Media reports say that Kuvimba’s core mining assets were until recently owned by or tied to Tagwirei.

The government won’t say where it got the funds to cover its purchase of the mines, smelters, and platinum concessions the Kuvimba venture says it now owns.

Some mines under Kuvimba include; Freda Rebecca Gold Mine, Bindura Nickel Corporation (BNC), Shamva Gold Mine, Jena Mine, Elvington Mine, Sandawana, Homestake, Zim Alloys, and an investment in Great Dyke Investments (GDI).

ZELA said the unbundling of FPR should be supported by due diligence processes.

“Use of a three-year average delivery of gold to FPR as a key factor to be considered in choosing the companies to take up equity in FPR is not enough, given that the Government is incorporating the private sector in the management of gold.

“Shareholders must demonstrate that they will be able to comply with the best international standards on the promotion of human rights including proposals to eliminate Illicit Financial Flows (IFFs) or adopt OECD guidelines on responsible sourcing.

“Government might also consider including a condition that shareholders should have a clean tax clearance certificate or evidence of good human rights promotion record as part of its application to acquire shares in FPR,” ZELA noted adding that due diligence processes will help government to lure responsible investments into the gold sector and reduce risks chances of illicit financial flows by irresponsible investors.”
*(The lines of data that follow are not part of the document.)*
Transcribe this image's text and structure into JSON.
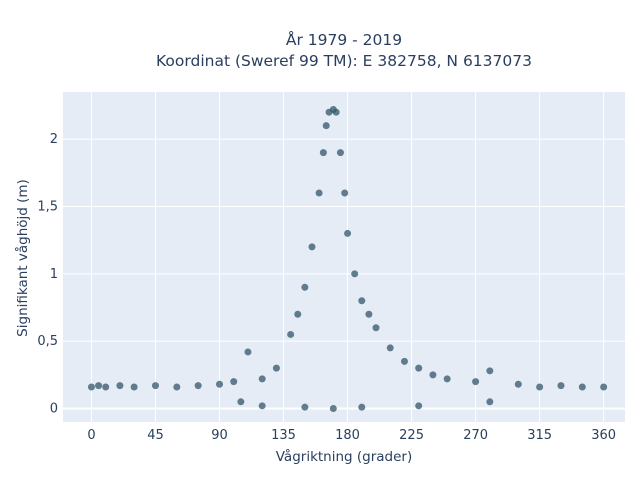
{
  "chart_data": {
    "type": "scatter",
    "title": "År 1979 - 2019",
    "subtitle": "Koordinat (Sweref 99 TM): E 382758, N 6137073",
    "xlabel": "Vågriktning (grader)",
    "ylabel": "Signifikant våghöjd (m)",
    "xlim": [
      -20,
      375
    ],
    "ylim": [
      -0.1,
      2.35
    ],
    "xticks": [
      0,
      45,
      90,
      135,
      180,
      225,
      270,
      315,
      360
    ],
    "xtick_labels": [
      "0",
      "45",
      "90",
      "135",
      "180",
      "225",
      "270",
      "315",
      "360"
    ],
    "yticks": [
      0,
      0.5,
      1,
      1.5,
      2
    ],
    "ytick_labels": [
      "0",
      "0,5",
      "1",
      "1,5",
      "2"
    ],
    "grid": true,
    "marker_color": "#33566b",
    "background_color": "#e5ecf6",
    "series": [
      {
        "values": [
          [
            0,
            0.16
          ],
          [
            5,
            0.17
          ],
          [
            10,
            0.16
          ],
          [
            20,
            0.17
          ],
          [
            30,
            0.16
          ],
          [
            45,
            0.17
          ],
          [
            60,
            0.16
          ],
          [
            75,
            0.17
          ],
          [
            90,
            0.18
          ],
          [
            100,
            0.2
          ],
          [
            110,
            0.42
          ],
          [
            120,
            0.22
          ],
          [
            130,
            0.3
          ],
          [
            140,
            0.55
          ],
          [
            145,
            0.7
          ],
          [
            150,
            0.9
          ],
          [
            155,
            1.2
          ],
          [
            160,
            1.6
          ],
          [
            163,
            1.9
          ],
          [
            165,
            2.1
          ],
          [
            167,
            2.2
          ],
          [
            170,
            2.22
          ],
          [
            172,
            2.2
          ],
          [
            175,
            1.9
          ],
          [
            178,
            1.6
          ],
          [
            180,
            1.3
          ],
          [
            185,
            1.0
          ],
          [
            190,
            0.8
          ],
          [
            195,
            0.7
          ],
          [
            200,
            0.6
          ],
          [
            210,
            0.45
          ],
          [
            220,
            0.35
          ],
          [
            230,
            0.3
          ],
          [
            240,
            0.25
          ],
          [
            250,
            0.22
          ],
          [
            270,
            0.2
          ],
          [
            280,
            0.28
          ],
          [
            300,
            0.18
          ],
          [
            315,
            0.16
          ],
          [
            330,
            0.17
          ],
          [
            345,
            0.16
          ],
          [
            360,
            0.16
          ],
          [
            120,
            0.02
          ],
          [
            150,
            0.01
          ],
          [
            170,
            0.0
          ],
          [
            190,
            0.01
          ],
          [
            230,
            0.02
          ],
          [
            280,
            0.05
          ],
          [
            105,
            0.05
          ]
        ]
      }
    ]
  }
}
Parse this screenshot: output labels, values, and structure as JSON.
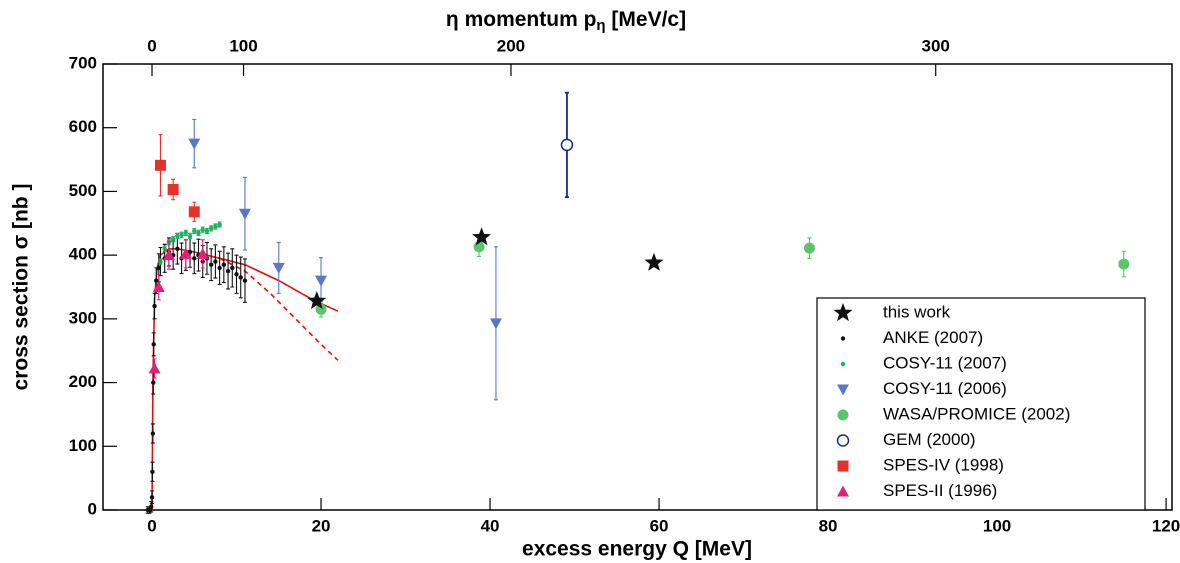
{
  "chart_data": {
    "type": "scatter",
    "xlabel": "excess energy Q [MeV]",
    "ylabel": "cross section σ [nb ]",
    "x2label": {
      "main": "η momentum p",
      "sub": "η",
      "tail": " [MeV/c]"
    },
    "xlim": [
      -5.8,
      120.7
    ],
    "ylim": [
      0,
      700
    ],
    "xticks": [
      0,
      20,
      40,
      60,
      80,
      100,
      120
    ],
    "yticks": [
      0,
      100,
      200,
      300,
      400,
      500,
      600,
      700
    ],
    "x2ticks": [
      0,
      100,
      200,
      300
    ],
    "series": [
      {
        "name": "this work",
        "marker": "star",
        "color": "#111111",
        "x": [
          19.5,
          39,
          59.4
        ],
        "values": [
          328,
          428,
          388
        ],
        "errors": [
          6,
          6,
          6
        ]
      },
      {
        "name": "ANKE (2007)",
        "marker": "dot",
        "color": "#111111",
        "x": [
          -0.5,
          -0.3,
          -0.1,
          0,
          0.05,
          0.1,
          0.15,
          0.2,
          0.3,
          0.5,
          0.8,
          1,
          1.5,
          2,
          2.5,
          3,
          3.5,
          4,
          4.5,
          5,
          5.5,
          6,
          6.5,
          7,
          7.5,
          8,
          8.5,
          9,
          9.5,
          10,
          10.5,
          11
        ],
        "values": [
          0,
          0,
          5,
          20,
          60,
          120,
          200,
          260,
          320,
          360,
          380,
          390,
          395,
          405,
          400,
          410,
          395,
          400,
          405,
          395,
          400,
          390,
          395,
          385,
          390,
          380,
          385,
          375,
          380,
          370,
          365,
          360
        ],
        "errors": [
          5,
          5,
          8,
          10,
          15,
          15,
          18,
          18,
          20,
          20,
          22,
          22,
          22,
          22,
          22,
          24,
          24,
          24,
          24,
          24,
          25,
          25,
          25,
          25,
          26,
          26,
          28,
          28,
          30,
          30,
          32,
          34
        ]
      },
      {
        "name": "COSY-11 (2007)",
        "marker": "dot",
        "color": "#19b35a",
        "x": [
          1,
          1.5,
          2,
          2.5,
          3,
          3.5,
          4,
          4.5,
          5,
          5.5,
          6,
          6.5,
          7,
          7.5,
          8
        ],
        "values": [
          390,
          410,
          420,
          425,
          430,
          432,
          435,
          430,
          438,
          435,
          440,
          438,
          442,
          445,
          448
        ],
        "errors": [
          4,
          4,
          4,
          4,
          4,
          4,
          4,
          4,
          4,
          4,
          4,
          4,
          4,
          4,
          4
        ]
      },
      {
        "name": "COSY-11 (2006)",
        "marker": "tri-down",
        "color": "#5a78c8",
        "x": [
          5,
          11,
          15,
          20,
          40.7
        ],
        "values": [
          575,
          465,
          380,
          360,
          293
        ],
        "errors": [
          38,
          57,
          40,
          36,
          120
        ]
      },
      {
        "name": "WASA/PROMICE (2002)",
        "marker": "circle",
        "color": "#5cc46a",
        "x": [
          20,
          38.7,
          77.8,
          115
        ],
        "values": [
          315,
          413,
          411,
          386
        ],
        "errors": [
          12,
          15,
          16,
          20
        ]
      },
      {
        "name": "GEM (2000)",
        "marker": "open-circle",
        "color": "#1a2a8c",
        "x": [
          49.1
        ],
        "values": [
          573
        ],
        "errors": [
          82
        ]
      },
      {
        "name": "SPES-IV (1998)",
        "marker": "square",
        "color": "#e8302a",
        "x": [
          1,
          2.5,
          5
        ],
        "values": [
          541,
          503,
          468
        ],
        "errors": [
          48,
          16,
          15
        ]
      },
      {
        "name": "SPES-II (1996)",
        "marker": "tri-up",
        "color": "#e0207a",
        "x": [
          0.3,
          0.8,
          2,
          4,
          6
        ],
        "values": [
          222,
          350,
          400,
          402,
          402
        ],
        "errors": [
          15,
          20,
          22,
          22,
          22
        ]
      }
    ],
    "curves": [
      {
        "color": "#e01010",
        "style": "solid",
        "x": [
          0,
          0.1,
          0.3,
          0.6,
          1,
          2,
          3,
          5,
          8,
          11,
          15,
          19,
          22
        ],
        "y": [
          0,
          200,
          330,
          380,
          400,
          410,
          410,
          405,
          395,
          385,
          360,
          330,
          312
        ]
      },
      {
        "color": "#e01010",
        "style": "dashed",
        "x": [
          8,
          11,
          14,
          17,
          20,
          22
        ],
        "y": [
          395,
          375,
          340,
          300,
          260,
          235
        ]
      }
    ]
  }
}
By bringing private players, the government is meeting conditions set by the London Bullion Market Association (LBMA) on responsible sourcing to avert human rights violations, avoid conflicts, comply with anti-money laundering standards whilst also fighting terrorist financing practices.

“Being an LBMA accredited refiner provides an assurance that the country’s practices and processes in gold refineries are aligned to the requirements of the Organisation of Economic Cooperation and Development (OECD)’s guidelines on Responsible gold sourcing. Compliance with OECD requirements on responsible sourcing and LBMA accreditation will ensure that our gold exports fetch the highest return on the international market,” ZELA added.

“The unbundling of FPR could release resources needed for the government to comply with LBMA’s requirements on responsible sourcing if adequate legislation is put in place for the private companies to comply with.”

Zimbabwe’s LBMA membership was nullified in 2008 after failing to meet the required conditions on gold production levels.

For Zimbabwe to be re-admitted into LBMA, it must annually produce 10 tonnes of gold.

FPR sells its gold to international markets mainly through refineries in South Africa and Dubai.

“The value that the country acquires from selling its gold to Rand Refineries in South Africa is lower than the value that it would get if the gold export stocks were to be sold directly to LBMA and one of the major reasons is that these refiners charge for the refinery process which they do on the country’s gold exports,” said ZELA.